# as the quarter spins...



## photobug (Nov 21, 2005)

Whew, been quite awhile since I posted here. Being a charter member of Bloopers Anonymous I have been remiss in my duties, so...

I was home sick today and got bored so I figured I'd try to shoot a spinning quarter. should be easy, right?

Okay, here's our intrepid quarter spinning madly. It helps to close one eye and squint hard with the other.






And this one is spinnin' so damn fast the camera can't even record it. Nah, really, ol' George is spinnin' his ass off, just not anywhere in the frame.

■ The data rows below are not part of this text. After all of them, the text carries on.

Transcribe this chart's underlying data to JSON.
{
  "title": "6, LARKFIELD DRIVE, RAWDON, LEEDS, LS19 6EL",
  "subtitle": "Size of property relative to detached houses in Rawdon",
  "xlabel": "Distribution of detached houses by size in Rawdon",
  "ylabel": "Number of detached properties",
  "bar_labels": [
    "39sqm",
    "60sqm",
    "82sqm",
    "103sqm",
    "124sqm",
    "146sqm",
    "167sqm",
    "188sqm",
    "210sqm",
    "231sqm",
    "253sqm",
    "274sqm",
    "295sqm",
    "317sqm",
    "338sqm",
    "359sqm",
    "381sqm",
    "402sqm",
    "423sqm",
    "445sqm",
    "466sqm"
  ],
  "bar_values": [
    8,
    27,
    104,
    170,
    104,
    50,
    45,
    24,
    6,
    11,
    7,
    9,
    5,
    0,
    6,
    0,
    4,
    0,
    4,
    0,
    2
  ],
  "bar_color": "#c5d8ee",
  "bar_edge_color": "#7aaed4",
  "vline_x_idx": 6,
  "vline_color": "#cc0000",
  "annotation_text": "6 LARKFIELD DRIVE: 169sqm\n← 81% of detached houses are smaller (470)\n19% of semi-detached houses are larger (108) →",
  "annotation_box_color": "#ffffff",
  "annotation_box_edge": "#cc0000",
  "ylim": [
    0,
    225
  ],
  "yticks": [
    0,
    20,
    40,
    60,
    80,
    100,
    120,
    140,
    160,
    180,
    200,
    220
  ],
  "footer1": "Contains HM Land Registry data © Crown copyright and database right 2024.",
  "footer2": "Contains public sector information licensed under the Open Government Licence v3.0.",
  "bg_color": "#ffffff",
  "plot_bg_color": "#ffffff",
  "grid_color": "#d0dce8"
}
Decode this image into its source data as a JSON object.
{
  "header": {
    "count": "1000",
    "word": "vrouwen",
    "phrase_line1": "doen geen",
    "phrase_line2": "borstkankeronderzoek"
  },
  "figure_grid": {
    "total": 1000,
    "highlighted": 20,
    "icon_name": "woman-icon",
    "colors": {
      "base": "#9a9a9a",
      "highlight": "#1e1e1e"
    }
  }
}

Apparently this is harder that I originally thought...


----------



## hammy (Nov 22, 2005)




----------



## Scarlett_Phoenix (Nov 22, 2005)

At least you gave it a go.


----------



## Chiller (Nov 22, 2005)

Nice.  It took me quite a few tries to get my penny shots.  Trust me... I had a ton that looked like this.  Spent more time chasing the penny around then getting the picture.   Keep trying...it will happen.
  Hope your feeling better too.


----------



## Andrea K (Nov 25, 2005)

ahh i remember the quarter shots i took a few months back...took like a billion before i got one. what i thought helped was marking a small line on the table with pencil just small enough to be able to see but not be seen in the photo. draw this line at the point of focus that way when you spin your quarter and it is on or very near to the line just shoot in bursts. i hope this helps

best of luck to you


----------



## photobug (Nov 25, 2005)

Great idea! I'll have to give it a go when I get time.


----------